Отвели попа Никиту в Успенский собор, расстригли, прокляли, отвезли в Николо-Угрешский монастырь на исправление.
На другой день собор слушал дело благовещенского дьякона Фёдора. Фёдор спорить с архиереями не стал, подал «письмо». На письмо надо отвечать. Отложили дело. Митрополит Павел посоветовался с архиепископом Иларионом Рязанским, с архимандритом чудовским Иоакимом, решили: пора бы и Аввакуму ответить за грубое, глупое упрямство.
Приказано было доставить из Боровска, из Пафнутьева монастыря протопопа за день, чтоб утром 13 мая был перед лицом патриарха, архиереев и всего освящённого собора.
25
Пристав приехал в полночь, а поутру Аввакума, как всегда, поволокли на братскую молитву, даже цепь успели поменять.
Пристав взял его из храма, приказал снять цепи, и поехали они на худющей, понурой от старости лошадке навстречу заре. Нахлёстывал ярый служака лошадку, не щадя кнута. Дорога майская, на горах сухо, душу вон вытрясывает, в низинах — грязь.
На спуске плохо подкованная лошадь повалилась, телега набок, Аввакум через голову да в грязь.
Пристав крик поднял:
— Разлёгся! Помогай телегу поднять!
— Ты лошадь сначала распряги, — заупрямился протопоп.
— Учитель! — озверел было пристав, да смекнул: съехавший хомут задушит конягу. Смилостивился, сделал всё, как надо, по-человечески.
Времени потеряли много, пристав бедную животину «побивай да побивай».
— Не доедем, — сказал Аввакум. — Подохнет лошадка без роздыху и от побоев.

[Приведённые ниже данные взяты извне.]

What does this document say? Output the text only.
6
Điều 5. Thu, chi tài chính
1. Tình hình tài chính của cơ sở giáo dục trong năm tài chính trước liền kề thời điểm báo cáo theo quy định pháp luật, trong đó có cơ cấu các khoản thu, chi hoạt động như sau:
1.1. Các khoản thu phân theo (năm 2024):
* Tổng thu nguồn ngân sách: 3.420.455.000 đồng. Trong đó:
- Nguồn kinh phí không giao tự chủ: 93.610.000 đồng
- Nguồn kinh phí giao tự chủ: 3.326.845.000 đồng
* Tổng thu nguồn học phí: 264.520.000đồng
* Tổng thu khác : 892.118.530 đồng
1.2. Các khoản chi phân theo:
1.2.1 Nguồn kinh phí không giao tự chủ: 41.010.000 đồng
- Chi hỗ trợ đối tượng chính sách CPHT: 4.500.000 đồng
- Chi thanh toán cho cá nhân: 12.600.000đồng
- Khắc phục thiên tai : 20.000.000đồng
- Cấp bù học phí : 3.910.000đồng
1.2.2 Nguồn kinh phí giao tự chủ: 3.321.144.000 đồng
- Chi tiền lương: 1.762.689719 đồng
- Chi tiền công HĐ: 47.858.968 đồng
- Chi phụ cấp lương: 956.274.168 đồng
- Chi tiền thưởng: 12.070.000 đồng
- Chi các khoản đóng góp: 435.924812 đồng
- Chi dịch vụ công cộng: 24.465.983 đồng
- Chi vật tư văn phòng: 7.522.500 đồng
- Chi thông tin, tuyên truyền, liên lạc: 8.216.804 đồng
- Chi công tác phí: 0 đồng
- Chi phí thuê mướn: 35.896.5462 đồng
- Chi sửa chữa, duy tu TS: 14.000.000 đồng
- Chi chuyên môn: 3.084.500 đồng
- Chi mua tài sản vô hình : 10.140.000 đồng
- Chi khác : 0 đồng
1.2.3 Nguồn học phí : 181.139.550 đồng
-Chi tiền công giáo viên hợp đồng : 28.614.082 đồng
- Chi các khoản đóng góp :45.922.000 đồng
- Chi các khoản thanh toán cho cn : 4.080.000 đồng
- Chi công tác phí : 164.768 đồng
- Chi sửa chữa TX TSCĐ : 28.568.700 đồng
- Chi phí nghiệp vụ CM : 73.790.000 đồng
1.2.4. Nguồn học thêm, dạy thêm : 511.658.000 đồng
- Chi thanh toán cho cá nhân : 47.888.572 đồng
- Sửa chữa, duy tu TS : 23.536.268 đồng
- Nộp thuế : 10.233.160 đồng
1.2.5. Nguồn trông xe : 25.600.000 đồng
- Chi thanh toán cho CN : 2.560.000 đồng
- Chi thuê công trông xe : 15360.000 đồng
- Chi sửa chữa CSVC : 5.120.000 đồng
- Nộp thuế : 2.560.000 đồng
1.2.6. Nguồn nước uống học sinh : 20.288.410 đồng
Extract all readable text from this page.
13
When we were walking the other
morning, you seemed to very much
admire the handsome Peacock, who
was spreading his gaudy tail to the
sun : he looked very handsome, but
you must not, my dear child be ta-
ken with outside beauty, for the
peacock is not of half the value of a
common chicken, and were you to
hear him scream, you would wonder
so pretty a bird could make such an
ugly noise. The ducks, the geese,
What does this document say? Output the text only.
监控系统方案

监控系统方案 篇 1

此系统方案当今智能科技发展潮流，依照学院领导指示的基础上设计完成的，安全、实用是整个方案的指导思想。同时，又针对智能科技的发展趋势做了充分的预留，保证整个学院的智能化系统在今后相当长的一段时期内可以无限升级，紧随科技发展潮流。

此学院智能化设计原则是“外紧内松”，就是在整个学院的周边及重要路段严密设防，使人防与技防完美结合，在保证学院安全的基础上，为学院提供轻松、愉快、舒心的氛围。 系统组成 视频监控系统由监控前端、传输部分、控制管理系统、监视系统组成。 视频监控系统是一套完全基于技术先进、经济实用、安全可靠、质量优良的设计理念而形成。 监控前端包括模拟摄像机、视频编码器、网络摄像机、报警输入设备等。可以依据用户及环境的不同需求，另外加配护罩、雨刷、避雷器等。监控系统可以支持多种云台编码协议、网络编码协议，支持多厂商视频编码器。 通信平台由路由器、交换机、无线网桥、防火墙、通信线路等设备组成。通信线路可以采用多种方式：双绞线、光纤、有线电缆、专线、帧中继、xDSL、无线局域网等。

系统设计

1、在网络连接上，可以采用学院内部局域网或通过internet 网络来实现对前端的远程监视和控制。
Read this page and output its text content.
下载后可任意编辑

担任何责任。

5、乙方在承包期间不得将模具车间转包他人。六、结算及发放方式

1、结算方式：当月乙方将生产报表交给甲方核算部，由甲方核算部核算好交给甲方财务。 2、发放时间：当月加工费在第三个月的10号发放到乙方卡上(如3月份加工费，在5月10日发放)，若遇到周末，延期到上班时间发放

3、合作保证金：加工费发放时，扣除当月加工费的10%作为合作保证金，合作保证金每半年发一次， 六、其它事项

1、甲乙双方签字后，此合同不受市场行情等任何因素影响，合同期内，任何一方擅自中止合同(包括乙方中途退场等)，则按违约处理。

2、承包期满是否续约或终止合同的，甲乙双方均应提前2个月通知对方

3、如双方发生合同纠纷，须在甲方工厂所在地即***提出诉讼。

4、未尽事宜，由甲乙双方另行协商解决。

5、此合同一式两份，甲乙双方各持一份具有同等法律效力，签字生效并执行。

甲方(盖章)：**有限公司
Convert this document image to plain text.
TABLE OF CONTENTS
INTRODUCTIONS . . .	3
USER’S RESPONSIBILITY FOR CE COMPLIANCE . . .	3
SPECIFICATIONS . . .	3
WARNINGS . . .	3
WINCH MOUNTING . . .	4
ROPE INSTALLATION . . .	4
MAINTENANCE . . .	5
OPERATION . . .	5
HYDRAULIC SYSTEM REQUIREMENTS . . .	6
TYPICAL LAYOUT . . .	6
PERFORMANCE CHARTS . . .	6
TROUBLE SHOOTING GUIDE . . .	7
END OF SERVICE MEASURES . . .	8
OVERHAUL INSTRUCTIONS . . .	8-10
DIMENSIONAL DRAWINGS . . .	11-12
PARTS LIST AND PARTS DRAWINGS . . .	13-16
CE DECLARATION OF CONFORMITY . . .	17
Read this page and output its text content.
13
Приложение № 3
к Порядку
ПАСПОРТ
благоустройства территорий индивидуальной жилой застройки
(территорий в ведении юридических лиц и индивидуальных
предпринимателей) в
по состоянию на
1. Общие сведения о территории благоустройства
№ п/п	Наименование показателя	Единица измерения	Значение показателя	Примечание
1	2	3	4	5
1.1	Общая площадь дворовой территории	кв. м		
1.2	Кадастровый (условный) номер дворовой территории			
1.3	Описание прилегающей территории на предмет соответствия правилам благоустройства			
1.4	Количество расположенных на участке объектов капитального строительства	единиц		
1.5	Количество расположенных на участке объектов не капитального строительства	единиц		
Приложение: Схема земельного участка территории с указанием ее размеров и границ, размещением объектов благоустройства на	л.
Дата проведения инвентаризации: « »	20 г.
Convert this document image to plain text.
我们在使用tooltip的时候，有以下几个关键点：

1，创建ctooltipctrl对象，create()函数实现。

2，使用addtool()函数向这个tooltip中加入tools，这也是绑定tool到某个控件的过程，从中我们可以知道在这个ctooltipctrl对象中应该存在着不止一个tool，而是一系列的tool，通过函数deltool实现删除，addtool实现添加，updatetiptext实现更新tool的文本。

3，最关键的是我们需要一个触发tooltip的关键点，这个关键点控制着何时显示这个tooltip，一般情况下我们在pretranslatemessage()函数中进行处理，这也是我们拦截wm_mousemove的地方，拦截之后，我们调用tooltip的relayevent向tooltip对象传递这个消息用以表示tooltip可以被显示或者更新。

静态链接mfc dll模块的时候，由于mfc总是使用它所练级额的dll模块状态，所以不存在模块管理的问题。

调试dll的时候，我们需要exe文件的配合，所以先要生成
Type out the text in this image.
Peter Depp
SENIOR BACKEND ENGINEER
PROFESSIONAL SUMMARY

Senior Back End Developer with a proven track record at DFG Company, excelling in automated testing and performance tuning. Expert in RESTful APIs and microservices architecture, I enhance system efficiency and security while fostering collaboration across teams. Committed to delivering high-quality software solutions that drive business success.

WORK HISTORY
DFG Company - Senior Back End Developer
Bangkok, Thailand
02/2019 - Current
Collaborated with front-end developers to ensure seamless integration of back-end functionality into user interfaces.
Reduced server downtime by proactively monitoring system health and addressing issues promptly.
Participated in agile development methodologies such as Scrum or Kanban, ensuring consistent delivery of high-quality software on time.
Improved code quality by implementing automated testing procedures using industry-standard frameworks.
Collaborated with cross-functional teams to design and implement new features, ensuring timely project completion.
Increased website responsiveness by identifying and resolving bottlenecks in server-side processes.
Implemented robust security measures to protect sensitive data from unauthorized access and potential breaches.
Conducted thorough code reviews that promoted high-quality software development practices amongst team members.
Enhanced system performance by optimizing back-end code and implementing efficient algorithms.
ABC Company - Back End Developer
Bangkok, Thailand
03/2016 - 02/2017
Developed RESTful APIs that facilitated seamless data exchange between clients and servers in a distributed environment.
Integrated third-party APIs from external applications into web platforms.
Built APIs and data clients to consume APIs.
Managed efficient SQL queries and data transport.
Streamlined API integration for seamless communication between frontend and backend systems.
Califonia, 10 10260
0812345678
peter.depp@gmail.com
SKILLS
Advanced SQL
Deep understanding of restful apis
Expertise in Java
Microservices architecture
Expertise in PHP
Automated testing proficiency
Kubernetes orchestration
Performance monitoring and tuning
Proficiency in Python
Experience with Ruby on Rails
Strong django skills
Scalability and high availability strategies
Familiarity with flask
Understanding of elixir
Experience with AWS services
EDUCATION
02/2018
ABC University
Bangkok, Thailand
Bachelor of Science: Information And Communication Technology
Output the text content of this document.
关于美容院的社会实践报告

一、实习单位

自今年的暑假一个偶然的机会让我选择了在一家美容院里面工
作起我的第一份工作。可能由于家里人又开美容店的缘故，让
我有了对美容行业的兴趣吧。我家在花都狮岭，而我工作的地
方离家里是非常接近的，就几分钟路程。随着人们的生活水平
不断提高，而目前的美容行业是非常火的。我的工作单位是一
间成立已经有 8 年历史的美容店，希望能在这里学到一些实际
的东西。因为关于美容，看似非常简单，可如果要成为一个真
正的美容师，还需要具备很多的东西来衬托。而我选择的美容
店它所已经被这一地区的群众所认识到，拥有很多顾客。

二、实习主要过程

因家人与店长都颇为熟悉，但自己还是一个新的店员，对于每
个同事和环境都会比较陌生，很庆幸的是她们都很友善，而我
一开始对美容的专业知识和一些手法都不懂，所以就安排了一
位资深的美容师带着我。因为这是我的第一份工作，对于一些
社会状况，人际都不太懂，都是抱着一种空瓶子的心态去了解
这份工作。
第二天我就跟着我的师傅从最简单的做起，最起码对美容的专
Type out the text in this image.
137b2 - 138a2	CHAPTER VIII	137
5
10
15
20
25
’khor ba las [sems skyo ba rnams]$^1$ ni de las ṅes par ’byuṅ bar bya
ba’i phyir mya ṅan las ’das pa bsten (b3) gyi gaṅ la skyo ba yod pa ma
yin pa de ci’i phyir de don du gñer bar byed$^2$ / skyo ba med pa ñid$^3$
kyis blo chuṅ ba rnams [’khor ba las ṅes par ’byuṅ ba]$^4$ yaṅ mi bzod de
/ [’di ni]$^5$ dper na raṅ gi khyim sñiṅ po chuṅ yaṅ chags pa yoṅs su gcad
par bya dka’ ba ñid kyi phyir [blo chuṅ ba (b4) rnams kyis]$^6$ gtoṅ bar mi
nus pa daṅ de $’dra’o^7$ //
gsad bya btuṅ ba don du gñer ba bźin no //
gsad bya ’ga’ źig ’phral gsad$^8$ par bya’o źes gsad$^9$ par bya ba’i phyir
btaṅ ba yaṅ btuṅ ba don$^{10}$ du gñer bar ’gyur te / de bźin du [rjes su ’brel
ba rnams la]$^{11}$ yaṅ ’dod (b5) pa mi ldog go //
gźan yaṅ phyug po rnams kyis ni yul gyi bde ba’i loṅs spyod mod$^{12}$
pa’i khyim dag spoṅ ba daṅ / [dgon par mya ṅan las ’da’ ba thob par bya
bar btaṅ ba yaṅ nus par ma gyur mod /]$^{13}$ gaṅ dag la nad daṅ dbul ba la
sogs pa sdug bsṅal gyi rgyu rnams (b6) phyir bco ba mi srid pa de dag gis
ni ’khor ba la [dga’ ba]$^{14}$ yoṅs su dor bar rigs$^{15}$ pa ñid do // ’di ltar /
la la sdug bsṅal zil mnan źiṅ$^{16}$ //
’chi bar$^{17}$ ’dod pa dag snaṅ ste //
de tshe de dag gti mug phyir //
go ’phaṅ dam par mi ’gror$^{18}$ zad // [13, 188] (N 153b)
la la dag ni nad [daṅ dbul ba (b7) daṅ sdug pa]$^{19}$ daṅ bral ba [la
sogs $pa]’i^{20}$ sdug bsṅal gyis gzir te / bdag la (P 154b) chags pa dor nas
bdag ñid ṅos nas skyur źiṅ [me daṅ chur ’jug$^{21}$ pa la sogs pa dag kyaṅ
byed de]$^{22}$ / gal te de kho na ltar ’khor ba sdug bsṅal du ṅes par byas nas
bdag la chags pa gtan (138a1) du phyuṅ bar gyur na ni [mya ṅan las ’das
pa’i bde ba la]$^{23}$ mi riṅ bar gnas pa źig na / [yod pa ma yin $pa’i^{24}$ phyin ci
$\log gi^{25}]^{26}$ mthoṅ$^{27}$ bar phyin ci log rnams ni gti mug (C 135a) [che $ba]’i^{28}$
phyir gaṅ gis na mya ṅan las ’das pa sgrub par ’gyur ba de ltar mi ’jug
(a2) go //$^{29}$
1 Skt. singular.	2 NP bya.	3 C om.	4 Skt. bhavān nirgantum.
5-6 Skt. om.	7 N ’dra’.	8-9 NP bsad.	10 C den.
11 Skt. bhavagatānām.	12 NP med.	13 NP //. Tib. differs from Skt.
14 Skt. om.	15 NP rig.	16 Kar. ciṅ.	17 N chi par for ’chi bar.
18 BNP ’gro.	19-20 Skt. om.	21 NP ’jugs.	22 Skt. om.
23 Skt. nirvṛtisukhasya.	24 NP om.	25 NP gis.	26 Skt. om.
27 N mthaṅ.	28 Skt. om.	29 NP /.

Пристав опять в ругань, а делать нечего, трусцой до яма ехали. Лошадь поменяли — и вскачь, вытрясая душу на царской дороге. Девяносто вёрст за день отмахали. Ночевал Аввакум на патриаршем дворе.
Утром 13 мая в день мученицы Гликерии-девы и с нею Лаодикия, стража темничного, Аввакума привели в патриаршую, Никоном поставленную Крестовую палату.
— Сколько вас по мою голову! — сказал Аввакум, вглядываясь в лица судий. — Сожрите, львы, крови жаждущие!
— Умерь злобу свою, протопоп, — со смирением обратился к прежнему другу своему Иларион Рязанский. — Мы призвали тебя, чтобы спросить: принимаешь ли исправленный от ошибок древних переписчиков Символ Веры?
— А сам-то принимаешь ли Бога истинного, несчастный? Когда в Желтоводском монастыре молились с тобою — принимал. Да ныне дают тебе полизать блюда с обильных столов, ты и рад поклоняться неистинному Исусу Христу. Поглядите на себя, архипастыри, какие пузени наели. Чего прячешь щёки свои, Павел? От постов они бывают бледны, а у тебя от сладких яств кровь так и взыгрывает. За истинного Христа вы меня десять недель в цепях держали, как пса.
— Признаешь ли, протопоп, троеперстие? — спросил архимандрит Иоаким.
— Не смею шишом знаменоваться! Упаси меня Боже! Это вы — смелые!
— Признаешь ли истинными новые служебники? — пылая щеками, выкрикнул по-петушиному Павел.
— Коли скажу — признаю, так ты меня за стол, что ли, за свой, с лебедями да осётрами, посадишь? Ты-то, думаю, не служебник, а лебедей с осётрами исповедуешь. Вон Питирим. Бога боится и вздыхает, как девица. Какому служебнику, скажи, верить, Никон их шесть издал, и все разные. Нет, господа: не признаю ваших книг. Правлены сии книги жидом Арсеном, испорчены с умыслом. Другой жид, Паисий Газский — Лигарид, — задурил царя и вас. А ему на помощь прискакал быстрый Симеон, тоже, видать, жидёнок, мирское имя его Самуил Ситнианович.